Com os impostos acrescidos não restavam aos pobres outra alternativa a não ser mudarem-se para bairros mais afastados do centro comercial e bancário. Até que novas intervenções chegassem, muitas vezes solicitadas por eles próprios, e tudo se repetia, com os mais pobres sendo deslocados para periferias cada vez mais distantes. Até constituírem-se o que passa a se chamar de conglomerado urbano, envolvendo várias cidades dormitórios nas periferias das metrópoles. Isso se repetiu ao longo dos séculos até os dias atuais, e seguem a lógica determinada pela transformação urbana dentro dos interesses do sistema que a molda.

Esse território agora retomado já era militarizado, por outra força que não estatal, mas de grupos que tinham o domínio territorial de complexos de favelas e detinham o controle das ações da população, envolvendo, inclusive, muitos jovens filhos daqueles que praticamente eram, e ainda são, mantidos como reféns dessa bandidagem. Seus armamentos, em alguns casos, são mais sofisticados do que das polícias militares e civis, dificultando quaisquer ações que não sejam coordenadas com as forças militares federais que possuem armamentos mais pesados, em condições de se contrapor ao poderio bélico existentes nessas fortalezas.

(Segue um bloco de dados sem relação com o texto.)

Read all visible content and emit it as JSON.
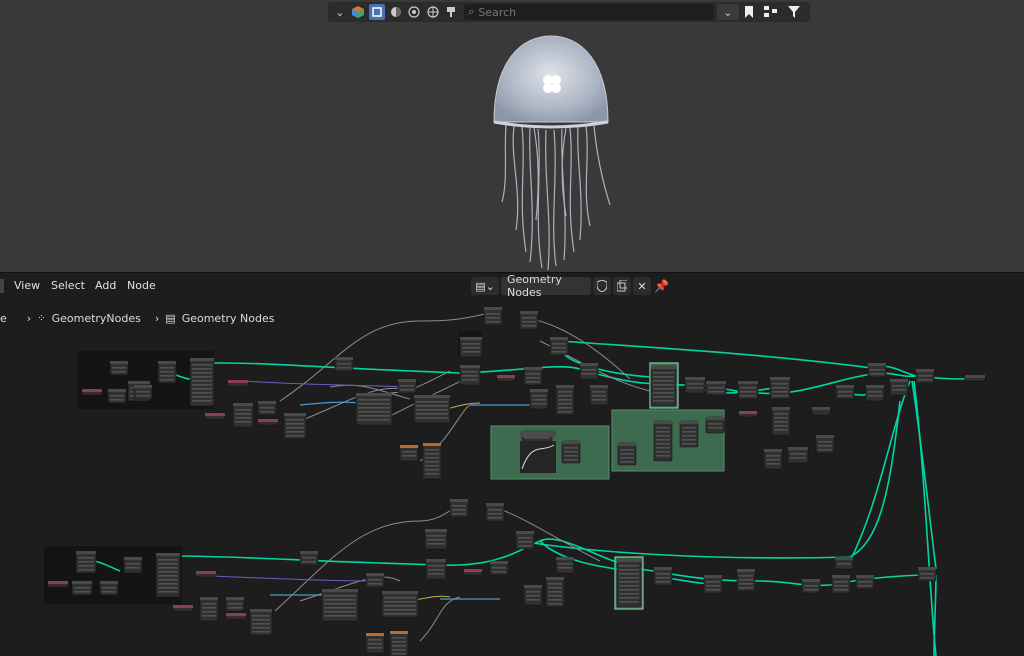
{
  "viewport": {
    "search_placeholder": "Search",
    "header_icons": [
      "chevron-down-icon",
      "object-type-icon",
      "solid-shading-icon",
      "material-shading-icon",
      "rendered-shading-icon",
      "render-shading-icon",
      "brush-icon",
      "search-icon",
      "chevron-down-icon",
      "bookmark-icon",
      "hierarchy-icon",
      "filter-icon"
    ]
  },
  "node_editor": {
    "menu": {
      "view": "View",
      "select": "Select",
      "add": "Add",
      "node": "Node"
    },
    "tree_name": "Geometry Nodes",
    "breadcrumb": {
      "partial": "e",
      "modifier": "GeometryNodes",
      "tree": "Geometry Nodes"
    },
    "colors": {
      "link_geometry": "#00d6a3",
      "link_float": "#a1a1a1",
      "link_vector": "#6363c7",
      "frame": "#3d6b4f",
      "node_bg": "#303030",
      "node_header": "#4a4a4a",
      "input_node_header": "#8a3e51",
      "vector_node_header": "#3d4a8a",
      "texture_node_header": "#c16a27"
    }
  }
}
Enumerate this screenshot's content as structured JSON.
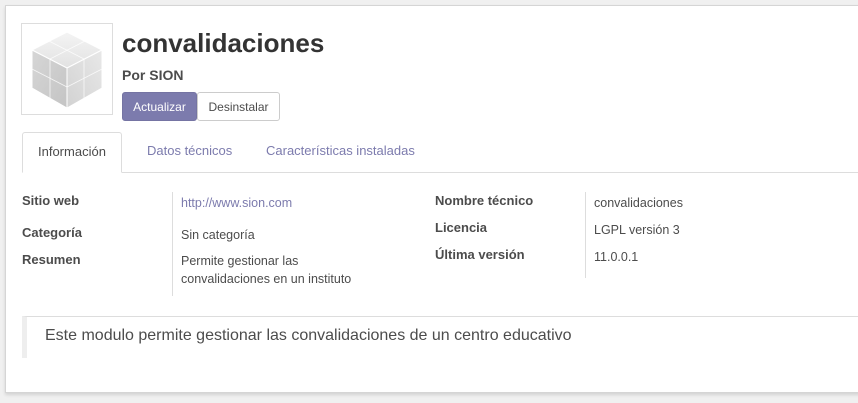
{
  "module": {
    "title": "convalidaciones",
    "author": "Por SION",
    "icon": "cube-icon"
  },
  "buttons": {
    "update": "Actualizar",
    "uninstall": "Desinstalar"
  },
  "tabs": [
    {
      "label": "Información",
      "active": true
    },
    {
      "label": "Datos técnicos",
      "active": false
    },
    {
      "label": "Características instaladas",
      "active": false
    }
  ],
  "fields_left": {
    "website_label": "Sitio web",
    "website_value": "http://www.sion.com",
    "category_label": "Categoría",
    "category_value": "Sin categoría",
    "summary_label": "Resumen",
    "summary_line1": "Permite gestionar las",
    "summary_line2": "convalidaciones en un instituto"
  },
  "fields_right": {
    "technical_name_label": "Nombre técnico",
    "technical_name_value": "convalidaciones",
    "license_label": "Licencia",
    "license_value": "LGPL versión 3",
    "latest_version_label": "Última versión",
    "latest_version_value": "11.0.0.1"
  },
  "description": "Este modulo permite gestionar las convalidaciones de un centro educativo",
  "colors": {
    "accent": "#7c7bad",
    "text": "#4c4c4c"
  }
}
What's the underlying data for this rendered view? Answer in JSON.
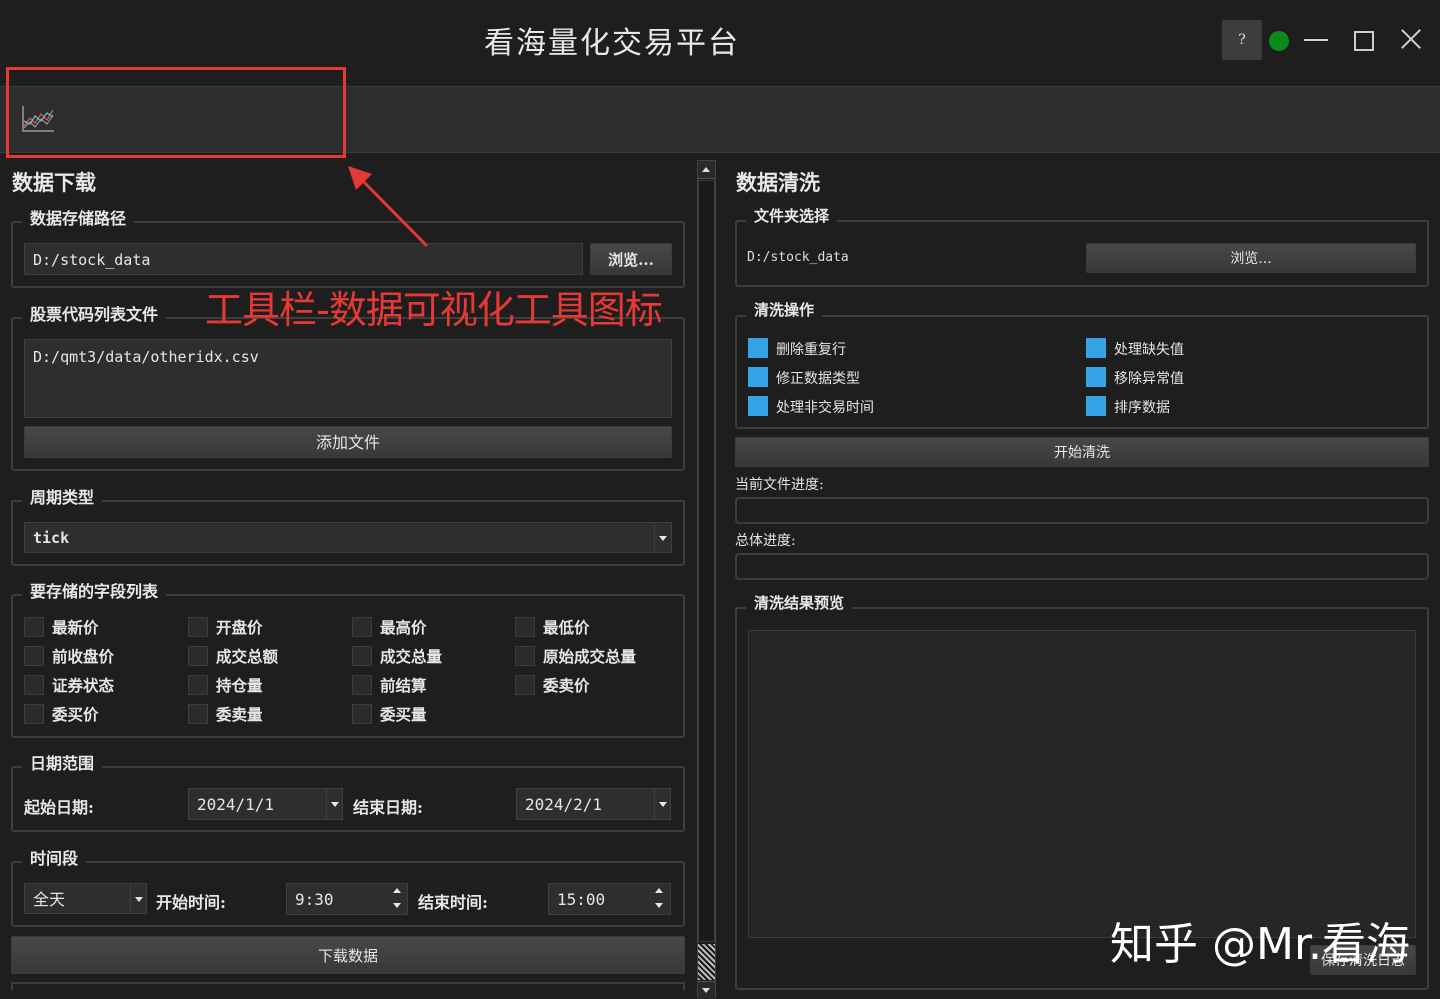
{
  "window": {
    "title": "看海量化交易平台",
    "help_label": "?",
    "status_color": "#0b8a1d"
  },
  "toolbar": {
    "icon": "chart-line-icon"
  },
  "annotation": {
    "text": "工具栏-数据可视化工具图标",
    "color": "#e53935"
  },
  "download": {
    "section_title": "数据下载",
    "storage": {
      "title": "数据存储路径",
      "path": "D:/stock_data",
      "browse_label": "浏览..."
    },
    "stock_list": {
      "title": "股票代码列表文件",
      "file": "D:/qmt3/data/otheridx.csv",
      "add_label": "添加文件"
    },
    "period": {
      "title": "周期类型",
      "value": "tick"
    },
    "fields": {
      "title": "要存储的字段列表",
      "items": [
        {
          "label": "最新价",
          "checked": false
        },
        {
          "label": "开盘价",
          "checked": false
        },
        {
          "label": "最高价",
          "checked": false
        },
        {
          "label": "最低价",
          "checked": false
        },
        {
          "label": "前收盘价",
          "checked": false
        },
        {
          "label": "成交总额",
          "checked": false
        },
        {
          "label": "成交总量",
          "checked": false
        },
        {
          "label": "原始成交总量",
          "checked": false
        },
        {
          "label": "证券状态",
          "checked": false
        },
        {
          "label": "持仓量",
          "checked": false
        },
        {
          "label": "前结算",
          "checked": false
        },
        {
          "label": "委卖价",
          "checked": false
        },
        {
          "label": "委买价",
          "checked": false
        },
        {
          "label": "委卖量",
          "checked": false
        },
        {
          "label": "委买量",
          "checked": false
        }
      ]
    },
    "date_range": {
      "title": "日期范围",
      "start_label": "起始日期:",
      "start": "2024/1/1",
      "end_label": "结束日期:",
      "end": "2024/2/1"
    },
    "time_range": {
      "title": "时间段",
      "mode": "全天",
      "start_label": "开始时间:",
      "start": "9:30",
      "end_label": "结束时间:",
      "end": "15:00"
    },
    "download_label": "下载数据"
  },
  "cleaning": {
    "section_title": "数据清洗",
    "folder": {
      "title": "文件夹选择",
      "path": "D:/stock_data",
      "browse_label": "浏览..."
    },
    "ops": {
      "title": "清洗操作",
      "items": [
        {
          "label": "删除重复行",
          "checked": true
        },
        {
          "label": "处理缺失值",
          "checked": true
        },
        {
          "label": "修正数据类型",
          "checked": true
        },
        {
          "label": "移除异常值",
          "checked": true
        },
        {
          "label": "处理非交易时间",
          "checked": true
        },
        {
          "label": "排序数据",
          "checked": true
        }
      ]
    },
    "start_label": "开始清洗",
    "file_progress_label": "当前文件进度:",
    "total_progress_label": "总体进度:",
    "file_progress": 0,
    "total_progress": 0,
    "preview_title": "清洗结果预览",
    "save_log_label": "保存清洗日志"
  },
  "watermark": "知乎 @Mr.看海"
}
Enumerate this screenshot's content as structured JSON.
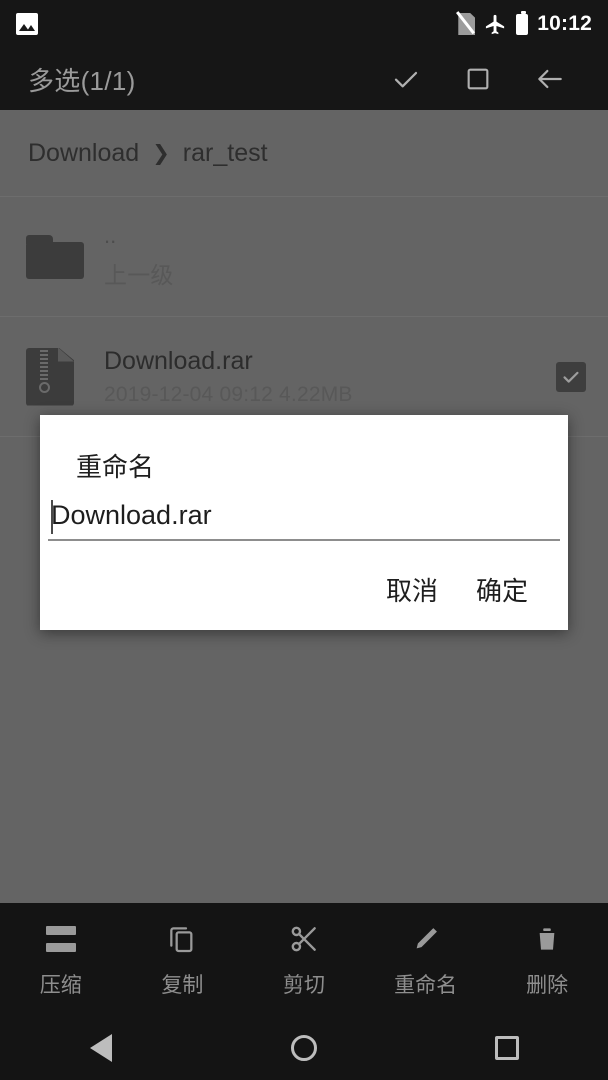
{
  "status_bar": {
    "notification_icon": "photo-icon",
    "sim_icon": "no-sim-icon",
    "airplane_icon": "airplane-mode-icon",
    "battery_icon": "battery-icon",
    "clock": "10:12"
  },
  "action_bar": {
    "title": "多选(1/1)",
    "actions": [
      {
        "name": "confirm-selection-button",
        "icon": "check-icon"
      },
      {
        "name": "select-all-button",
        "icon": "square-icon"
      },
      {
        "name": "back-button",
        "icon": "arrow-left-icon"
      }
    ]
  },
  "breadcrumb": {
    "root": "Download",
    "separator": "❯",
    "current": "rar_test"
  },
  "file_list": [
    {
      "icon": "folder-icon",
      "name": "..",
      "subtitle": "上一级",
      "checked": false
    },
    {
      "icon": "archive-icon",
      "name": "Download.rar",
      "subtitle": "2019-12-04 09:12  4.22MB",
      "checked": true
    }
  ],
  "dialog": {
    "title": "重命名",
    "input_value": "Download.rar",
    "input_placeholder": "",
    "cancel_label": "取消",
    "confirm_label": "确定"
  },
  "bottom_toolbar": [
    {
      "label": "压缩",
      "icon": "compress-icon"
    },
    {
      "label": "复制",
      "icon": "copy-icon"
    },
    {
      "label": "剪切",
      "icon": "scissors-icon"
    },
    {
      "label": "重命名",
      "icon": "pencil-icon"
    },
    {
      "label": "删除",
      "icon": "trash-icon"
    }
  ],
  "nav_bar": [
    {
      "name": "nav-back-button",
      "icon": "triangle-back-icon"
    },
    {
      "name": "nav-home-button",
      "icon": "circle-home-icon"
    },
    {
      "name": "nav-recents-button",
      "icon": "square-recents-icon"
    }
  ],
  "colors": {
    "status_bar_bg": "#161616",
    "action_bar_bg": "#161616",
    "scrim": "#646464",
    "dialog_bg": "#ffffff",
    "toolbar_bg": "#141414",
    "accent_text": "#9a9a9a"
  }
}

Ora essa era uma realidade do Complexo do Alemão, da Vila Cruzeiro, naqueles bairros já “pacificados” pelas UPPs, e em tantos outros, centenas, que ainda encontram-se sob o domínio de grupos marginais. A minha crítica reside exatamente no fato de as abordagens analisarem as “reconquistas” desses territórios, como se a história daqueles bairros começassem a partir do momento que o Estado retoma o seu controle.
Não há dúvidas que os abusos policiais devam ser combatidos e denunciados, permanentemente, não somente nesses casos específicos. Contudo há que conscientizar as pessoas que tal situação decorre da própria essência do Estado no capitalismo, qual seja, assegurar o controle efetivo da propriedade privada, dos meios de produção e garantir a reprodução do capital seguindo a lógica da busca permanente do lucro e, naquilo que nos cabe aqui analisar com a reterritorialização em curso, possibilitar que a valorização da propriedade atenda aos interesses da acumulação capitalista, que também decorre da renda do solo urbano.
Não se pode, simplesmente, alardear a injustiça que ocorre como decorrência da busca pela justiça. Não é chavão, nem muito menos, redundância. Ao libertar esses territórios do jugo da bandidagem, seguindo a uma efetiva ação do Estado na remodelação daqueles espaços urbanos, a tendência natural na cidade do capital, para usar uma expressão lefebvriana, é a valorização daquelas propriedades e a conseqüente especulação imobiliária. Ato contínuo, alguns novos empreendimentos tendem a ampliar essa nova característica desses bairros e, seja para atender uma necessidade imediata, ou para fugir do aumento dos impostos que certamente advirá, boa parcela das pessoas dessas comunidades tendem a vender seus imóveis, deslocando-se para lugares mais longínquos onde possam pagar por aluguéis e serviços mais baratos.
Tal qual Marx já identificava no século XIX. Diga-se de passagem, que, tanto a ação militar, quanto a melhoria em suas estruturas, são medidas louvadas pela comunidade e esperada com ansiedade pela maioria. São contradições que permeiam o sistema capitalista e devem ser repetidas ad nausean, para que as pessoas saibam que não há alternativas igualitárias nos marcos de um sistema que transforma tudo em lucro, até mesmo as piores misérias criadas por ele próprio.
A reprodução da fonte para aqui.